Once installed, third-party apps usually open at http://your-vps-ip:app-port. If you’re using FnConnect, they may be exposed through its dedicated subdomain. Official FnOS apps open inside the desktop interface, while third-party apps typically just open in their own pages.

This is another place where FnOS still feels unfinished. Third-party apps can’t easily bind their own domains, and handling SSL certificates for domains or direct IP access is awkward. That may improve later, but it probably isn’t a top priority since most NAS users don’t have a public IP to begin with.

How good is the media scraping?

For anime, the automatic identification is decent overall, though not perfect. I haven’t tested much with live-action content, so I can’t say too much there. Sometimes you still need to match items manually against TMDB.

Manual matching

The manual matching page is simple and easy to understand. If you’re familiar with how TMDB organizes titles, seasons, and metadata, it’s very intuitive, and you don’t have to jump elsewhere to search.

Media detail page

Once everything is matched, the result looks clean and polished. The metadata pulled from mature media APIs is comprehensive and attractive. In terms of presentation, it feels good to use—something in the same general category as Emby visually, though simpler.

Library-wide settings

That said, the library settings still aren’t especially deep. If you want advanced customization and a more mature ecosystem, then a dedicated platform like Emby is still the more serious option.

Per-library settings

But for a small-scale personal library, what FnOS provides right now is enough.

For daily viewing, you can watch through the web interface on PC, install the mobile app and log in to your NAS there, or use the TV app for living-room playback. Cross-device use is convenient and reasonably smooth.

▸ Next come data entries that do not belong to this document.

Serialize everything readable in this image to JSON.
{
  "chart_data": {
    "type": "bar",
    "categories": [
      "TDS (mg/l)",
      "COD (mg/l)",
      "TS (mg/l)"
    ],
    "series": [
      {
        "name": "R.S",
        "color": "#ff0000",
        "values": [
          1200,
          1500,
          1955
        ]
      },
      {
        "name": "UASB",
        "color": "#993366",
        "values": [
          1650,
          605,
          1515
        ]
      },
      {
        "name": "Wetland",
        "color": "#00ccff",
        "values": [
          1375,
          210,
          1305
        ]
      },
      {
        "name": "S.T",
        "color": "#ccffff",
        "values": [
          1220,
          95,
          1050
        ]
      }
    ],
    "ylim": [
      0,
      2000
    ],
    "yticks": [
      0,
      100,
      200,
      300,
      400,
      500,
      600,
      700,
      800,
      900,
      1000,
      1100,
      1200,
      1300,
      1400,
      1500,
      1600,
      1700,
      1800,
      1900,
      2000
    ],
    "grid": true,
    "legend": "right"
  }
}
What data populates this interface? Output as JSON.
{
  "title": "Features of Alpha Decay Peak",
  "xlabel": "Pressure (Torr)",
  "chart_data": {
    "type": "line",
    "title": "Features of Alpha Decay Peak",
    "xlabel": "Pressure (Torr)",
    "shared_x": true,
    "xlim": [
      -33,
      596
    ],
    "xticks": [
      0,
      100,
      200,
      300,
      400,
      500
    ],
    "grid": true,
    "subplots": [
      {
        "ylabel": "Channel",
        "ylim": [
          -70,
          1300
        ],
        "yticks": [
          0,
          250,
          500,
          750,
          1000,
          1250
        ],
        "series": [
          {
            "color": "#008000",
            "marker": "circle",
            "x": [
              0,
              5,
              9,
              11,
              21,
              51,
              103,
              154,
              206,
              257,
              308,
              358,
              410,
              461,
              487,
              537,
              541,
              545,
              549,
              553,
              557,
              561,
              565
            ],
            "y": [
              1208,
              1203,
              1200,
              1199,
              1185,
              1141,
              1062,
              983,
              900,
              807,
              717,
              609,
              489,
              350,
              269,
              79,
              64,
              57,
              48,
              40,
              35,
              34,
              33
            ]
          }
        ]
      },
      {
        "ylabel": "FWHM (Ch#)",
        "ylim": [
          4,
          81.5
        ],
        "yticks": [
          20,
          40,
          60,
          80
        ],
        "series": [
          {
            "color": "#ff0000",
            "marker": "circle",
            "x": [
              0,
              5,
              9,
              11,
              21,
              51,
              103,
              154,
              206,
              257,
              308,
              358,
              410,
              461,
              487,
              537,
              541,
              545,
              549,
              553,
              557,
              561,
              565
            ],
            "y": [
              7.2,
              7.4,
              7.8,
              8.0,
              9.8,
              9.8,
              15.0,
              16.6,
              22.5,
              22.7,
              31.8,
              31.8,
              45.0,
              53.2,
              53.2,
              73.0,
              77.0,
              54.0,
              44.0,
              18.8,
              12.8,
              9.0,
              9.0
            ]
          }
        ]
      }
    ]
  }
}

To be fair, Emby can also do all of this. The difference is that setting it all up manually is a very different level of effort.

Where FnOS works well, and where it doesn’t

At this point, most of my testing has focused on media. I haven’t spent much time yet with some of the other features, like:

  • multi-user permission management
  • quick external file sharing
  • FnOS sync
  • photo management

So this isn’t a full review of everything the system can do.

What I can say is this: if your main goal is turning a cheap storage VPS into something NAS-like for media downloads and streaming, FnOS is a pretty comfortable shortcut. It reduces manual setup, gives you a decent app ecosystem, and makes common tasks much easier than building the whole stack yourself.

Its weaknesses are mostly around public-network flexibility, domain and certificate handling, and the rough edges that still show up in third-party app integration. But if your priority is convenience rather than perfect infrastructure control, those tradeoffs may be acceptable.